TI: My father was a night watchman, so he had to sleep part of the day. So you didn't stay around the, what the government called an "apartment," which is a single room with a light bulb hanging down.

KP: Euphemism.

TI: Euphemism, absolutely. But it was called an apartment. And you used your Sears-Roebuck and Montgomery Ward catalogs a lot.

KP: Did your older brothers work in camp as well?

TI: Yes. My oldest brother worked, started as a orderly in the hospital. And, see, I interviewed him a few years ago. He was coming, going home from a meeting in Seattle at which time he had given the Yoneo Ono award to a rural volunteer, and that was up in Seattle. So he had worked with a group down in the Fresno, Visalia area where he helped them with their water and sewage and various projects with the rural people. And he was a volunteer, so they named the award for him. And he was going home from that. And so we sat down and I interviewed him. And the number of times during the interview that I'd say, "Oh, really? I didn't know that." My oldest brother. And there were so many things that I was unaware of. But he told me about how he worked as an orderly, cleaned up the hospital before it became a hospital, that whole area, helped with that. And then worked as an orderly, and then worked with the... there was a, I've forgotten the name of the psychologist or sociologist who had come to Poston, he wrote The Governing of Men, Leighton. Anyway, my brother worked under him in that group.

KP: What was he, what was he doing for Leighton?

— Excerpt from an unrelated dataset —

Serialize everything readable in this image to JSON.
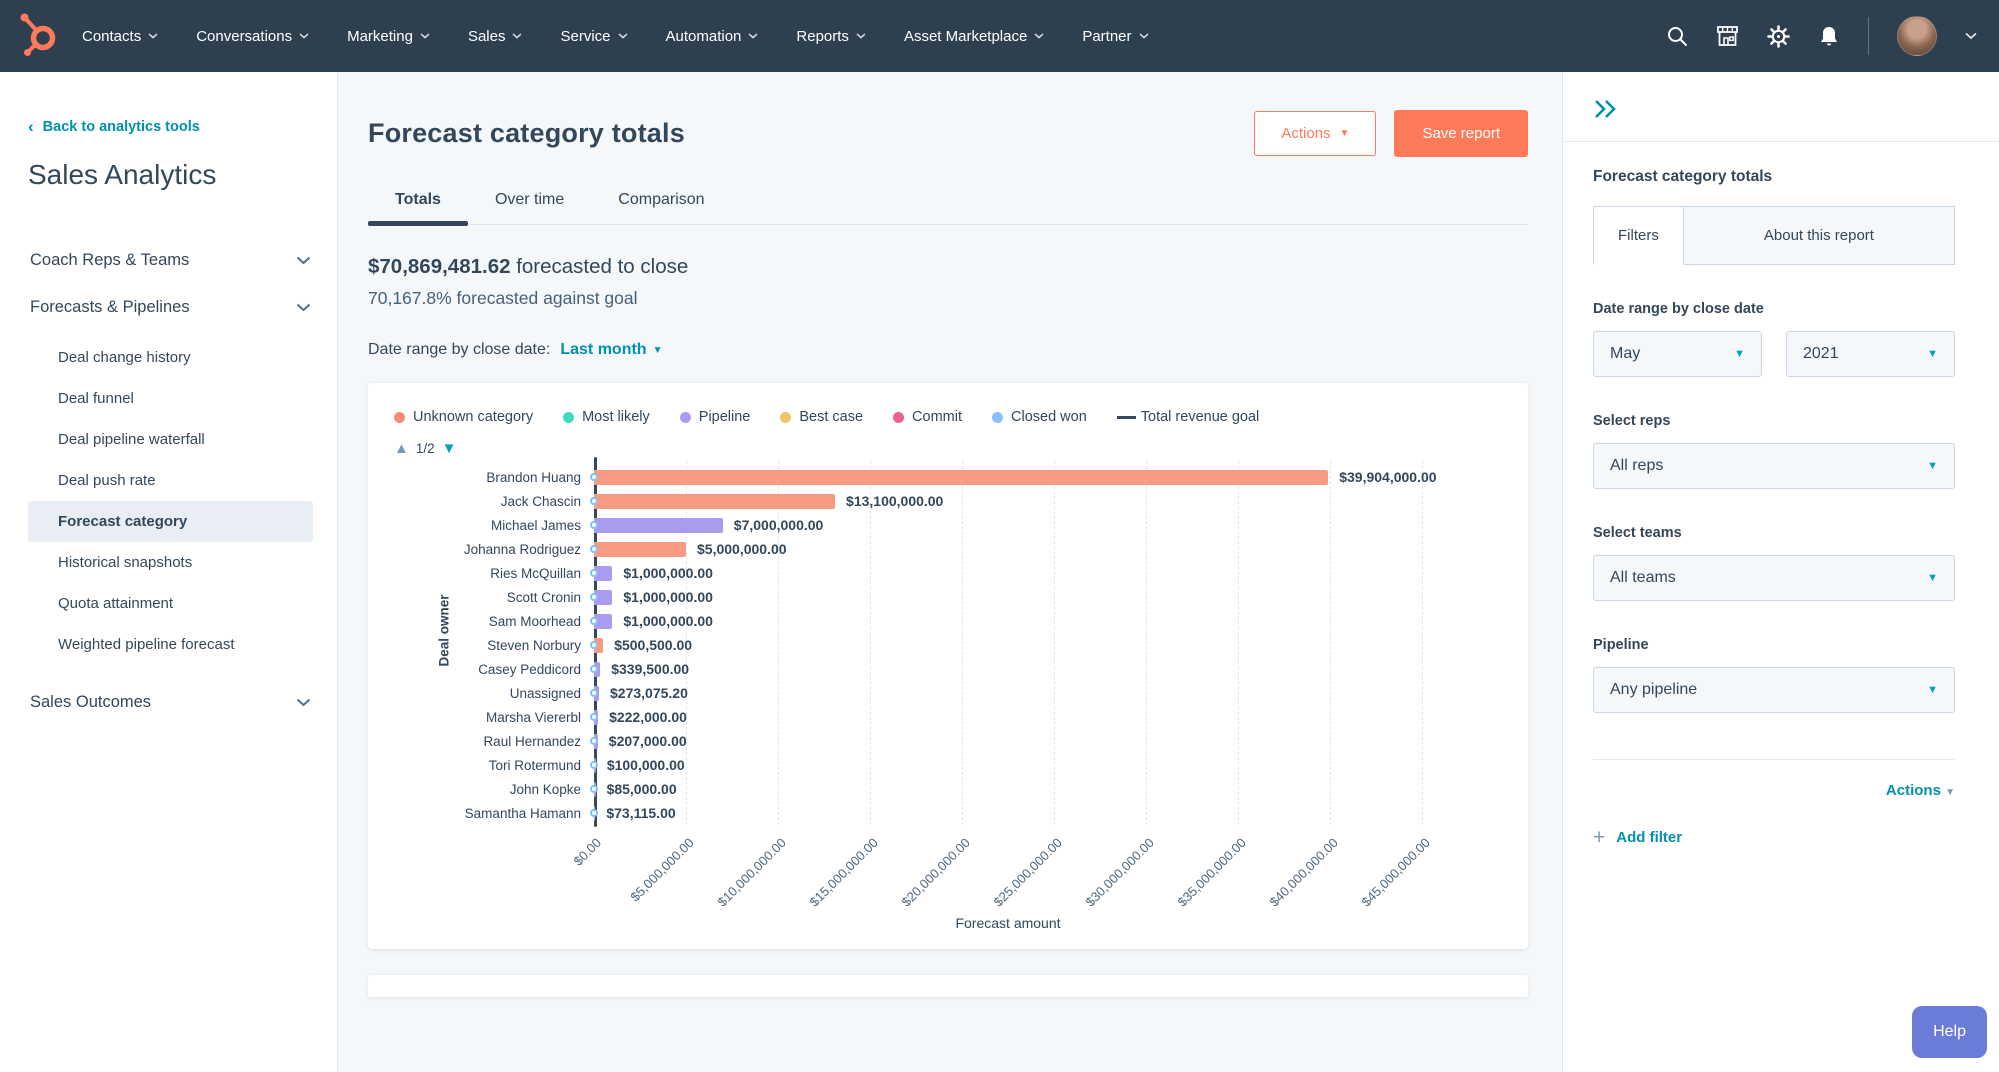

TI: Well, he was just a young person, and someone got him onto that committee maybe to help with the gofer or whatever. And that's where he learned his philosophy, sociology, psychology. He's the one that used to be the thinker, but I didn't know that. Anyway, he worked there, and my next brother was going into the sophomore year, see, he was a freshman in Bakersfield. And then going into his sophomore year, and probably that summer, they started to build the school, the adobe, made the adobe for the school building. And many years, many, many years later, he told (me) he worked on the adobe. And that may have been fifteen years ago. And then after that, my sister said, "I did, too," and I didn't know that. [Laughs] See, you don't know what your siblings are doing because you have just you and your friends. We were playing. Had our games, we had our Girl Scout troop, I learned how to embroider, to knit, crochet, make paper flowers, such as that. We kept busy. Then, of course, friends, we go to the canteen sometimes. Life was easy for me. I didn't really work until one summer when I worked in the library and got eight dollars a month, that was my pay. My mother's pay probably was twelve dollars a month, regular everyday work. Every day, three meals a day. My father's probably was sixteen. Anyway, that was our life. Of course, my second brother loved it in camp, 'cause he was our athlete. He could pitch, he was the quarterback, backup quarterback, I think, for the high school team. But there are still people, if I meet them, who are from Poston, young men, who would say, "Oh, Block 19, Joe Ono." They remember him as the pitcher.